If my wife is dismissed from her job/career of many unblemished years and only has recourse to legal help for the appeal stage it’s probably too late and their dismissal of her will smack of fait accompli. Mission accomplished team, troublemaker silenced. Oh yes the NHS is not perfect but the management have been given the power to make sure that the Great British Public never see just how awfully imperfect it really is. 

It appears to me that this power is an essential concomitant of their(management) remit to do whatever is necessary to keep the illusion of a highly-organised NHS striving to attain its targets, alive. A patient-centred ‘industry’ where you are in safe hands and any shortcomings can be aired in the public domain with transparent honesty and fairness. A sad illusion indeed and one whose perpetuation exacts a shocking cost from its conscientious workers.

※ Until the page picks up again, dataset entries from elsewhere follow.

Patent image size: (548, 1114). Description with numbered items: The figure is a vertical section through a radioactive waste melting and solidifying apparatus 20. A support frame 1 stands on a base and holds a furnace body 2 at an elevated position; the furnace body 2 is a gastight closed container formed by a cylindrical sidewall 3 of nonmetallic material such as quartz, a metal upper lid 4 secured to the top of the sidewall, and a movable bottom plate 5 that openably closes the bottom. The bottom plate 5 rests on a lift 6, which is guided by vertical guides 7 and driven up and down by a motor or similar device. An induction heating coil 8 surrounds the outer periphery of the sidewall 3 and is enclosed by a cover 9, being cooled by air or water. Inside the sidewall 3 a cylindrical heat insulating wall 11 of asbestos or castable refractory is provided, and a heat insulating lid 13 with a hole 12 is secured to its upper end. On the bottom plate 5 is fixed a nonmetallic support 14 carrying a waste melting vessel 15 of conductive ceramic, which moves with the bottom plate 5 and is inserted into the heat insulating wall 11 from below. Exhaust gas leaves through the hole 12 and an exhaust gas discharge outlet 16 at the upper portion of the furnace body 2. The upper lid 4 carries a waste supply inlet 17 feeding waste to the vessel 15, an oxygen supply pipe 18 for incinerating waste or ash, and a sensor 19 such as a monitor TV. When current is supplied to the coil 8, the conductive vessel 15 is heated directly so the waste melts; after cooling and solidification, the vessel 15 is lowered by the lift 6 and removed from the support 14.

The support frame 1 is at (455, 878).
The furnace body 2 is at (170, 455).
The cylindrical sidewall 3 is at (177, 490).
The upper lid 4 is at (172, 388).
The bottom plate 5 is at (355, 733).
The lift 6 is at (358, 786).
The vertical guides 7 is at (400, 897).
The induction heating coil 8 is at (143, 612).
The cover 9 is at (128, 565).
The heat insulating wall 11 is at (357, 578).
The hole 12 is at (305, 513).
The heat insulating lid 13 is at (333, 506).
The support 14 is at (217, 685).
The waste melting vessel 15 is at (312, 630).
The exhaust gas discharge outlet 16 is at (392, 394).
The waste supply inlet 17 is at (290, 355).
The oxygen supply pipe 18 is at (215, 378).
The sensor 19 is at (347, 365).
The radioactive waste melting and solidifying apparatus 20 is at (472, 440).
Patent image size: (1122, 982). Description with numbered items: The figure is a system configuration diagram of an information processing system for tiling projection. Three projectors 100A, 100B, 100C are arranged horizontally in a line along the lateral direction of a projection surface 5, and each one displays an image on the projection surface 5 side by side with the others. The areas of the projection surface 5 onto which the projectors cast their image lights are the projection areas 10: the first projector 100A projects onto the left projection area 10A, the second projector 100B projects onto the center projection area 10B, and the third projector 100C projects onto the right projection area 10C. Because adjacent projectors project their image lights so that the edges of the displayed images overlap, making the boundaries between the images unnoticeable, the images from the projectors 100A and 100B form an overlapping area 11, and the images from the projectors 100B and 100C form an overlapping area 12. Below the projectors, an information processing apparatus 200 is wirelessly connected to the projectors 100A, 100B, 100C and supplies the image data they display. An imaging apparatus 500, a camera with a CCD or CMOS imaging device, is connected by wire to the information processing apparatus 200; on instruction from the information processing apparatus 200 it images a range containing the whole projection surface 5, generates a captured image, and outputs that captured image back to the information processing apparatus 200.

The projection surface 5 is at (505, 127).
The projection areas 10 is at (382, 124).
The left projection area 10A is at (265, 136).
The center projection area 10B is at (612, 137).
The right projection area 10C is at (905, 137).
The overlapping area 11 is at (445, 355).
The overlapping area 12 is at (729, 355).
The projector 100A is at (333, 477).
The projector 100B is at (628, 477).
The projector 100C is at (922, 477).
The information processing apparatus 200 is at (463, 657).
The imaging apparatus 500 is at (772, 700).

I shall be writing to our SMP soon and wonder how much Amnesty International is aware of the totalitarian tendency in the NHS. I am fully aware that this will be a long struggle and that my wife may not benefit in her career from any results achieved but if the effort helps other poor souls downstream then it will be worth while. The destructiveness of a long suspension cannot be understated; it is time out of joint, limboland, a stealthy form of sensory deprivation. Essentially, you are smeared with a guilty tag, bound, gagged and left to prove your innocence as best you can. Dreadfully sad!

What is going on here is a negation of all civilised practices  won at high cost over many years. I admire the time, effort and honest passion that you are putting in to help fight this ‘ritual abuse’, but above all I admire very much the simple fact that you are reacting at all.